Monday, August 24, 2009

Precocious Little Tree

(Click on images to enlarge)

We're always told that if you plant an oak you can expect to wait 15 to 20 years before it begins to produce acorns. Somehow this little tree didn't get the memo!

On Friday I visited Knecht's Nursery here in Northfield, MN. Owner Leif Knecht showed me some young - very young, as in perhaps 2-3 years since grafting - hybrid oaks that are already bearing acorns! These trees are white oak / English oak crosses (Q. alba x robur). Notice the diameter of the trunk as compared to the size of the acorns and the diameter of the 5/8" bamboo support stake.
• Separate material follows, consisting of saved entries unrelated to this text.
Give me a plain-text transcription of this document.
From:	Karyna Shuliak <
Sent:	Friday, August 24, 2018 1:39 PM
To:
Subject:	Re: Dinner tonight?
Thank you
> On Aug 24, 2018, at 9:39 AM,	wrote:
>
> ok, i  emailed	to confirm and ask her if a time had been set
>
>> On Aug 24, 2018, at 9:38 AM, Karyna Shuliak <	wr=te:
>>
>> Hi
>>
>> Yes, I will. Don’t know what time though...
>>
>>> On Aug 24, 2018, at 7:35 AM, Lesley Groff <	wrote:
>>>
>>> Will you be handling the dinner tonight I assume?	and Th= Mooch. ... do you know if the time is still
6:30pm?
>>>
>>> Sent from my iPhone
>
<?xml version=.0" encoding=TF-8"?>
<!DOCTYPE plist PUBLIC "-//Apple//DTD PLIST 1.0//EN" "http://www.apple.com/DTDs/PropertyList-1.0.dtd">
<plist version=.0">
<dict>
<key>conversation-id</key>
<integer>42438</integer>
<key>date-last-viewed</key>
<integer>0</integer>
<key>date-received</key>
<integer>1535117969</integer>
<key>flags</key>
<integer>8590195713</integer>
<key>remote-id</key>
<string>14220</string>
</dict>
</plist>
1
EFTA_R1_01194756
Whenever somone mentions oaks as a potential human food or forage crop farmed on a commerical scale, the 15 to 20 year time lag is always mentioned - sometimes by the proponents of the idea themselves who reluctantly mention the time lag probably in an effort to prove that they are not complete head-in-the-clouds nut-jobs (luckily I have not such reservations!) - as a reason why the idea is not practical.

To which I say: Oh, really? True, the half dozen acorns on each of these trees hardly constitute a commerical crop, but given their early maturity and the fast growth we know oaks are capable of, is there any question that these trees will be pumping out significant volumes of acorns within a few years??